As I’ve mentioned a couple of times on this blog, I had bone surgery back in July, and since then have been going through a typically non-typical recovery process.
Starting in August, I attended physical therapy twice a week. This involved me doing lots of balancing exercises and walking over tiny orange traffic cones, like a polite Godzilla. Later, as my recovery didn’t go so well, it involved being wrapped in a lot of heating pads and stretching on the floor.
I was never totally immobile, but I still had the task of essentially learning to walk again. When I was doing well, I felt happy but nervous because I couldn’t explain why; when I wasn’t doing well, I fell to pieces because I really couldn’t explain why. I didn’t have the insight or even the vocabulary.
The overarching lesson was this: I had almost no schema for the learning that I was doing while in physical therapy.
It’s not that the therapists had all of the answers; it’s just that they had an infinite level of content knowledge and experience compared to me. This was fascinating on an abstract level, but frustrating in practice. (Same with my surgery — I was fascinated by the x-ray of the titanium hardware screwed to my femur, but dismayed that I really had not understood what on earth they were going to put in me until after the fact.)
So, I began to take note of how the instruction was going, and what I needed to make sense of my learning with my limited understanding of the field.

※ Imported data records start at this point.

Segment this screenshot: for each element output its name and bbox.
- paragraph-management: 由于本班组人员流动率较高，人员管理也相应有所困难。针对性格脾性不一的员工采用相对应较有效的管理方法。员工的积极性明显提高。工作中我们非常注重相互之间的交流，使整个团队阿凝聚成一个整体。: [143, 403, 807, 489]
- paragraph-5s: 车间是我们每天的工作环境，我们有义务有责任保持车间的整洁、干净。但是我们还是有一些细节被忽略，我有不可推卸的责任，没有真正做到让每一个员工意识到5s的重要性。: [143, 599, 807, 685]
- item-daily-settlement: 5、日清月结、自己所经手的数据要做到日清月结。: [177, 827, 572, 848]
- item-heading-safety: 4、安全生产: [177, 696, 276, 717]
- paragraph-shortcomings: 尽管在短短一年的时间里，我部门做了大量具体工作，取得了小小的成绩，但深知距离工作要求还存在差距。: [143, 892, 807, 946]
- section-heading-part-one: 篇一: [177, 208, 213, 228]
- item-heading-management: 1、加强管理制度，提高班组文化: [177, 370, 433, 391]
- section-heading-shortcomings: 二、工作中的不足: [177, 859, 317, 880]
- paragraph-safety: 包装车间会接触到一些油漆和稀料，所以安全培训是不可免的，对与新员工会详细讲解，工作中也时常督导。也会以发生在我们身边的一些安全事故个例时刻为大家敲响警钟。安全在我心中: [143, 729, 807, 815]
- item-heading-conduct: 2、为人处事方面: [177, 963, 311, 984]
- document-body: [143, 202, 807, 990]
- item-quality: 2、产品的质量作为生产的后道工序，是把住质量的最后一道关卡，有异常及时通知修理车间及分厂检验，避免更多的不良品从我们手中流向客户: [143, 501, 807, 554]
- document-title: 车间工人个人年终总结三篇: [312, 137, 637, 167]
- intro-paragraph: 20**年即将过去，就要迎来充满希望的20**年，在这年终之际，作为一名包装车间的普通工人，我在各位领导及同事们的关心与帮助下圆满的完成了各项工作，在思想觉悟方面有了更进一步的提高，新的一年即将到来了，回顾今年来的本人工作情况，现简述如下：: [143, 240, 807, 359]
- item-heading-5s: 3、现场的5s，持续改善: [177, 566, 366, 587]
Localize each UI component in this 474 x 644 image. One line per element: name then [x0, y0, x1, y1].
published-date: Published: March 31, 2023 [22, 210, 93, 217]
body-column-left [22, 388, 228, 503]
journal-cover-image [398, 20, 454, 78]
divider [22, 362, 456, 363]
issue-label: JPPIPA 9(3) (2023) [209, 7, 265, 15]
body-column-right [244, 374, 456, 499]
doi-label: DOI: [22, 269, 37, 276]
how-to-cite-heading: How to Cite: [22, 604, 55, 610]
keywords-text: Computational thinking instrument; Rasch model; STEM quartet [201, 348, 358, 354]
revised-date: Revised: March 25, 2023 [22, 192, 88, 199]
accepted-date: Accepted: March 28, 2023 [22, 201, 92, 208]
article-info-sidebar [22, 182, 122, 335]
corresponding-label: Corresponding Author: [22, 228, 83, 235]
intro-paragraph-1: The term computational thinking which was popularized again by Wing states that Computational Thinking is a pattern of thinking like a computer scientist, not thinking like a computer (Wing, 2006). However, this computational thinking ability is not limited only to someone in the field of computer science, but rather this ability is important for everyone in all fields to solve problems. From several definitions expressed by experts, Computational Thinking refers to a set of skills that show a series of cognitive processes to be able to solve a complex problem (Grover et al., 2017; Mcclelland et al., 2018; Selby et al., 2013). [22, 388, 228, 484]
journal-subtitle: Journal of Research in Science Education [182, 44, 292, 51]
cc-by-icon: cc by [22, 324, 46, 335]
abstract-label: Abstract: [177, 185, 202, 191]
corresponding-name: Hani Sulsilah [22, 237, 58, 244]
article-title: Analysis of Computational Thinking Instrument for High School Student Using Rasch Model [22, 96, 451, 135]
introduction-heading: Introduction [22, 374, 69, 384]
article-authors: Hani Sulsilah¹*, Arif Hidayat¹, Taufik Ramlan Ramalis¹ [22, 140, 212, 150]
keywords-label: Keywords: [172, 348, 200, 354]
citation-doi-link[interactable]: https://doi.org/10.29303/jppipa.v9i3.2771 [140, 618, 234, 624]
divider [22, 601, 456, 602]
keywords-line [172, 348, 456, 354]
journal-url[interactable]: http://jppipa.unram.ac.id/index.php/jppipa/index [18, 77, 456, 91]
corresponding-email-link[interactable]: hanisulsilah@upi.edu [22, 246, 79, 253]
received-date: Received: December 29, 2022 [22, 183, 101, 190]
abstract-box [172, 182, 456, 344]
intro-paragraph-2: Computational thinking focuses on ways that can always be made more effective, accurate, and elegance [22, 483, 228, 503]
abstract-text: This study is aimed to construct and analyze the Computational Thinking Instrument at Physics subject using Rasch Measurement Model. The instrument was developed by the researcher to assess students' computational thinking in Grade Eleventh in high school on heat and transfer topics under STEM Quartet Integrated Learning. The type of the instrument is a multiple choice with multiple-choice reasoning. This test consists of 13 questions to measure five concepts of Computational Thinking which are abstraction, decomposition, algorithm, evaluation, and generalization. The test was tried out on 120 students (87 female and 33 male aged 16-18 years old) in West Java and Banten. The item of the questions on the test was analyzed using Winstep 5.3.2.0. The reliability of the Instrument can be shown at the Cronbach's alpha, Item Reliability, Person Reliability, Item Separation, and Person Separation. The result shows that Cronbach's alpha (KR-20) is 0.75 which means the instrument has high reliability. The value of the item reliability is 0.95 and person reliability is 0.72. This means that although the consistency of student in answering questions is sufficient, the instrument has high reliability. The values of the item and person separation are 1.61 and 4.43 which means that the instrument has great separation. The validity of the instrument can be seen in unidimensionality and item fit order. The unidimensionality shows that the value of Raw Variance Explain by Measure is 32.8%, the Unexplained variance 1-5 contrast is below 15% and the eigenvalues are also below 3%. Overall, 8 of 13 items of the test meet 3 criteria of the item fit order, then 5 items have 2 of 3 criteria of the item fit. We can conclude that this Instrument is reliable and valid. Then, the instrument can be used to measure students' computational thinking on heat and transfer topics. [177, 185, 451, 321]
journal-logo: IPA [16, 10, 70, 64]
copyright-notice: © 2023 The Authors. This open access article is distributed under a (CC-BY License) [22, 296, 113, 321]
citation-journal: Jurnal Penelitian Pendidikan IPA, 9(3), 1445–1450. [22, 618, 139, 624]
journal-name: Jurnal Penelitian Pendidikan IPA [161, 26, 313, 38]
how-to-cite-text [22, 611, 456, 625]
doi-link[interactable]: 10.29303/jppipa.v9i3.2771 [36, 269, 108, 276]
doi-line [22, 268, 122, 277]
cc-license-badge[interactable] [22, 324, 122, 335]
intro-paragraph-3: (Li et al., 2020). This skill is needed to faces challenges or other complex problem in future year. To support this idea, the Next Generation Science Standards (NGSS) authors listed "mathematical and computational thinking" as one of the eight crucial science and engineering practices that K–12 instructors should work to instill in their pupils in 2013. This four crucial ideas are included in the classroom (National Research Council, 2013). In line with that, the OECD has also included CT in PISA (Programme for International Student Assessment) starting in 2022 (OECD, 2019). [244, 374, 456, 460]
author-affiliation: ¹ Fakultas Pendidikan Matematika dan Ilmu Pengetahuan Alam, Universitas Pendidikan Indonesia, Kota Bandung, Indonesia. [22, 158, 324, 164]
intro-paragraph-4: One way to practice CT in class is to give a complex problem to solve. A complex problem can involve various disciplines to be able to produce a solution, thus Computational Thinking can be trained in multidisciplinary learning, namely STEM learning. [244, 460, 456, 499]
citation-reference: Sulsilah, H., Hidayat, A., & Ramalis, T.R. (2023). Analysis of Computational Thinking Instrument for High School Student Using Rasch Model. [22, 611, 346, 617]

- Explain the purpose of the building blocks. The first exercises I was asked to do — isometric muscle contractions — seemed almost stupidly easy. It wasn’t until I got up and walked around that I could tell that those very muscles weren’t doing what they normally did, so all of the flexing mattered. After that, I asked about the purpose of each exercise.
- Describe possible mistakes in advance. In those first sessions, when things were going well, my therapist would compliment me, but then also make a serious-but-vague statement: “you don’t want to pick up bad habits.” I had no idea what those habits could be… until I did pick them up, and got my pelvis seriously out of whack in the middle of October. Could that have been avoided? Probably not, but I would have felt more empowered if I had known what my messed up state might look like.
- Provide a baseline. A couple of months into the work, when I could begin to imagine getting back to “normal,” I realized to my dismay that I couldn’t even remember what “normal” looked like in terms of standing and walking. I had never established a baseline — no photos, no video, no concrete memory. Maybe blame the whole medical system for this one: nobody thought to mention this in advance of my surgery.
To be clear, I don’t fault the therapists I see with this situation. They treat thousands of people, most of them with shorter trajectories than mine. But the whole process has definitely made me think twice about how educators have to work to bridge them and students who might be complete novices in their particular area of expertise.
When do we, as teachers, become so “expert” that we isolate the students who are at the starting line?